Мелкий дождик заморосил с высокого пасмурного неба, и они свернули на Дьюкс-лоун, чтобы успеть дойти до Национальной библиотеки, прежде чем хлынет ливень.
– Взбрело ж тебе, – угрюмо проговорил Линч, – распинаться о красоте и воображении на этом жалком богооставленном острове. Ничего странного, что художник убрался то ли внутрь, то ли поверх своего создания, как только сварганил эту страну.
Дождь усилился. Пройдя мимо ирландской Королевской академии, они увидели кучку студентов, укрывшихся от дождя под аркадами библиотеки. Крэнли, прислонясь к колонне, ковырял в зубах заостренной спичкой, слушая разговор приятелей. Несколько девушек стояли возле входной двери. Линч шепнул Стивену:
– Твоя милая здесь.
Стивен молча выбрал место на лестнице, на ступеньку пониже группы, не обращая внимания на сильный дождь и время от времени взглядывая в ее сторону. Она тоже стояла молча среди подруг. Нет священника, не с кем пофлиртовать, подумал он с нарочитой горечью, вспомнив, как видел ее в последний раз. Линч прав был. Его разум, опустошившись от теорий и от смелости, впадал в безучастный покой.
Он прислушался к разговору студентов. Они говорили о своих двух товарищах, которые сдали выпускные экзамены по медицине, о возможности устроиться на океанские пароходы, о доходной и недоходной практике.
– Да ерунда это. Практика в ирландской деревне выгодней.
– Хайнс пробыл два года в Ливерпуле и то же самое говорит. Жуткая, говорит, дыра. Ничего, кроме акушерства. За визит полкроны.
– И по-твоему, значит, лучше тут работать в деревне, чем в таком вот богатом городе? Я знаю одного парня…

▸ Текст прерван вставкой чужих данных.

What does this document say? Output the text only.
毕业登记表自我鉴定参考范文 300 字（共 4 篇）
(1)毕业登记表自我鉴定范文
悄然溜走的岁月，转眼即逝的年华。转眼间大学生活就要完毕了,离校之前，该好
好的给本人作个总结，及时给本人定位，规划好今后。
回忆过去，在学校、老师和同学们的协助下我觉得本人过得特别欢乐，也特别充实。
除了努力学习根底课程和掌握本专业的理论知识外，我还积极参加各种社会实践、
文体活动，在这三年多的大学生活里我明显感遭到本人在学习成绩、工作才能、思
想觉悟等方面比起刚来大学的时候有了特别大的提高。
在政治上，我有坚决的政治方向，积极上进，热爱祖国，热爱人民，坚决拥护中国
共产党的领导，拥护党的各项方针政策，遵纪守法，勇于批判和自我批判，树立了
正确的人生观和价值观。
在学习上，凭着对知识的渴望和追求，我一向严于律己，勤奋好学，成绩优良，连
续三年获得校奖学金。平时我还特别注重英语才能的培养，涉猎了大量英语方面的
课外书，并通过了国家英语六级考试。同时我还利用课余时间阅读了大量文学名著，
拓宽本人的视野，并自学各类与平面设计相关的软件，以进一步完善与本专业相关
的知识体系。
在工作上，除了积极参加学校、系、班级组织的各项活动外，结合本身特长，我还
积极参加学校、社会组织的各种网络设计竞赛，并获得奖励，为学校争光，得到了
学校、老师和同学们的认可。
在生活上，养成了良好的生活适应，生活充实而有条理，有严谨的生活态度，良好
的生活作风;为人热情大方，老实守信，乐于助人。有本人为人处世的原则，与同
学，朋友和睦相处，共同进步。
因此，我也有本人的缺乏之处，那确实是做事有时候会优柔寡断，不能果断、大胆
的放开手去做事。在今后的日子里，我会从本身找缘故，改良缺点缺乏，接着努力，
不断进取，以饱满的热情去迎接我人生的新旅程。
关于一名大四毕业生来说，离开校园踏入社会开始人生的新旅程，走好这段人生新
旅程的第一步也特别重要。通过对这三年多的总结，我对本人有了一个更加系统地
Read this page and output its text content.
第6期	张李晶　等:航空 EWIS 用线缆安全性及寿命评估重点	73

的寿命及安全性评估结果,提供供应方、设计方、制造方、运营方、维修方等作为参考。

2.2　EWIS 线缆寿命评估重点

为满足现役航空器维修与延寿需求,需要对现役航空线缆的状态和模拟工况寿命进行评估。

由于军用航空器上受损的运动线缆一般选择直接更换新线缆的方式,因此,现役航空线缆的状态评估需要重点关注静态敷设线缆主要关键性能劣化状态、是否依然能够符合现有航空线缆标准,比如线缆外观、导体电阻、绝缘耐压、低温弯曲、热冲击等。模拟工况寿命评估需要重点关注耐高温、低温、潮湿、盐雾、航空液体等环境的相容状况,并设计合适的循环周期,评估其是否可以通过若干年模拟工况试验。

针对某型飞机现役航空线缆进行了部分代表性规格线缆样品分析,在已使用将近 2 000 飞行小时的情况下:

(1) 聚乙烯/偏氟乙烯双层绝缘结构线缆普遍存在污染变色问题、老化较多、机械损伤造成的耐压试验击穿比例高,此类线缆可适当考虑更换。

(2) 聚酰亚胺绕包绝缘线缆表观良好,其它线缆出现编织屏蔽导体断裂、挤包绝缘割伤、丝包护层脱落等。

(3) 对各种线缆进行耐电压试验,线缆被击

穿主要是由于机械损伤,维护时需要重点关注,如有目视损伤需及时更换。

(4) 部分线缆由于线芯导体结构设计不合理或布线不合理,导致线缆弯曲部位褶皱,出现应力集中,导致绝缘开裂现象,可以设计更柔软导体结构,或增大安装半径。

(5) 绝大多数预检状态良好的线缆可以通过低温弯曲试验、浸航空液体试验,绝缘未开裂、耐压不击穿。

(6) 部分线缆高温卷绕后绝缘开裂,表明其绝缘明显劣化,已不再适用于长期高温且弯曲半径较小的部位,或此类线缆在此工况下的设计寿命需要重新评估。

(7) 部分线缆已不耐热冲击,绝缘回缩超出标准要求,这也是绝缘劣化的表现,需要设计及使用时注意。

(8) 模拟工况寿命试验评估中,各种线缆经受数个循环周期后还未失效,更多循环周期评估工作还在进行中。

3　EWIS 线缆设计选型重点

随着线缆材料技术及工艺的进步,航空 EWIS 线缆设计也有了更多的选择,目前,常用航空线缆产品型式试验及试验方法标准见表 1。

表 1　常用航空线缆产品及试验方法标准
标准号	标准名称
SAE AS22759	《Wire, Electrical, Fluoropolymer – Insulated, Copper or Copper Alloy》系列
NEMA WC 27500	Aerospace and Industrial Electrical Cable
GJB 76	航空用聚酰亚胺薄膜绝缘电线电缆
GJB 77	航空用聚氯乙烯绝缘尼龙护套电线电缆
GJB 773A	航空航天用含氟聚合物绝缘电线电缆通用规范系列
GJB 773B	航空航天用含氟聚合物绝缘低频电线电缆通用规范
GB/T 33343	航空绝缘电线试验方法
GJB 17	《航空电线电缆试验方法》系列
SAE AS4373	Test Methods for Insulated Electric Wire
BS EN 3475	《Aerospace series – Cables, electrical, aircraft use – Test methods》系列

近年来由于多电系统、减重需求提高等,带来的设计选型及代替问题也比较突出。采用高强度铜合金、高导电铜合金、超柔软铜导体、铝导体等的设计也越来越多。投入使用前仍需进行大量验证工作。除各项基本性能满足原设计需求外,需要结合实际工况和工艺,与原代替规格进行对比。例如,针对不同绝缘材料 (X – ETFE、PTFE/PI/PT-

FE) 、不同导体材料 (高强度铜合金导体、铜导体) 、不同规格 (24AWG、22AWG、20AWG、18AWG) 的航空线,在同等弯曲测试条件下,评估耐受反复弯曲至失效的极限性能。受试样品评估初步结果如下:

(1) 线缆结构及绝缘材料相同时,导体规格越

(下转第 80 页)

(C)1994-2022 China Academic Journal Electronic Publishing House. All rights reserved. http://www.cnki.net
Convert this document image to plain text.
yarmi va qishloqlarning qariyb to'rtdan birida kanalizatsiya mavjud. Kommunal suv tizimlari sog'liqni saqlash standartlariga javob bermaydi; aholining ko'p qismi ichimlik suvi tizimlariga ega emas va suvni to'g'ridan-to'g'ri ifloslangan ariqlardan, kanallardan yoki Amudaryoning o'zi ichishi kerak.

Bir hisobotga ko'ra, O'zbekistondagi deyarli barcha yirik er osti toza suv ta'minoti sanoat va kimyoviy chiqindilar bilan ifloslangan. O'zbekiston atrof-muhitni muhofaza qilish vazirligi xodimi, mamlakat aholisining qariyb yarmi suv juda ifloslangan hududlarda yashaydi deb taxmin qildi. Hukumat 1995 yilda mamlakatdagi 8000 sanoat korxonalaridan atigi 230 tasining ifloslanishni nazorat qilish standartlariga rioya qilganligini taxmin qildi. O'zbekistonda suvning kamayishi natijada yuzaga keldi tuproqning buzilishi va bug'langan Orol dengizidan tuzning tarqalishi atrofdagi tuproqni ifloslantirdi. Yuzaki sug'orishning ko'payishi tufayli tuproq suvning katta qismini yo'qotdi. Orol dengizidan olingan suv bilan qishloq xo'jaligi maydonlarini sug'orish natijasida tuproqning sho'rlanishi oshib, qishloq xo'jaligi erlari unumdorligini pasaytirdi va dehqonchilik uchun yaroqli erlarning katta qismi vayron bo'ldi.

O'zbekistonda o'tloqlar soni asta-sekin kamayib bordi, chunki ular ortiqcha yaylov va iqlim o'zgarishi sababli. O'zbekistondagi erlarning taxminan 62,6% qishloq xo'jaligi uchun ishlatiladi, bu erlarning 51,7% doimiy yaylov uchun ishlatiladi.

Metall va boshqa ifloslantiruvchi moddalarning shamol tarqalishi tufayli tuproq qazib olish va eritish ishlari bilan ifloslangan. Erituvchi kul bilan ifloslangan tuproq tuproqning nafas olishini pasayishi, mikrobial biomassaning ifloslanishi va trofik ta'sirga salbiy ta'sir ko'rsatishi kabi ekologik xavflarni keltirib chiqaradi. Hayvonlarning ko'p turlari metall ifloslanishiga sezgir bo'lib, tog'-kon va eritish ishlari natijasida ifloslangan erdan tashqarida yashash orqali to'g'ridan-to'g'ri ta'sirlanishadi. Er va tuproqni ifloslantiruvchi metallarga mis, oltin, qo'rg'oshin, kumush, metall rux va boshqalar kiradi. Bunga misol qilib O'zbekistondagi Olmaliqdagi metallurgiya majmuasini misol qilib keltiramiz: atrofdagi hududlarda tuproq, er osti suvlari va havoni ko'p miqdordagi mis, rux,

– У Хайнса мозгов просто не хватает. Он всегда брал зубрежкой, одной зубрежкой.
– Да бросьте его. В большом торговом городе отличные деньги можно делать.
– Все зависит от практики.
– Ego credo ut vita pauperum est simpliciter atrox, simpliciter sanguinarius atrox, in Liverpoolio [134]134
Я думаю, беднякам в Ливерпуле живется просто ужасно, чертовски скверно (лат.).
[Закрыть].
Их голоса долетали до его слуха как бы издалека, прерывистыми пульсациями. Она собиралась уходить вместе с подругами.
Быстрый и легкий ливень прошел, замешкавшись алмазною гроздью среди кустов на прямоугольнике двора, где подымался пар от почерневшей земли. Девушки постукивали каблучками, стоя на ступеньках колоннады, весело и спокойно переговаривались, поглядывая на облака, искусно подставляя зонтики под редкие последние капли, снова закрывая их и с кокетливой скромностью подбирая юбки.
Не слишком ли он строго судил ее? А что если ее жизнь – простые четки с бусинами часов, жизнь простая и непонятная как жизнь птицы, веселая утром, неугомонная днем, усталая на закате? И сердце у нее простое и своенравное, как у птицы?
* * *
На рассвете он проснулся. Какая сладостная музыка! Вся душа его была омыта росой. По спящему простертому телу скользили прохладные волны бледного света. Он лежал без движения, а душа словно покачивалась на прохладных волнах, внимая тихой сладостной музыке. Разум медленно пробуждался к пульсирующему утреннему познанию, к вдохновениям утра. Все существо его наполнял дух чистый, словно чистейшая вода, сладостный как роса, плывущий как музыка. Но сколь неосязаемо он в него проникал, сколь бесстрастно, словно был дыханием самих серафимов! Душа пробуждалась медленно, боясь проснуться совсем. Это был тот безветренный рассветный час, когда пробуждается безумие, и странные растения раскрываются к свету, и вылетают беззвучно мотыльки.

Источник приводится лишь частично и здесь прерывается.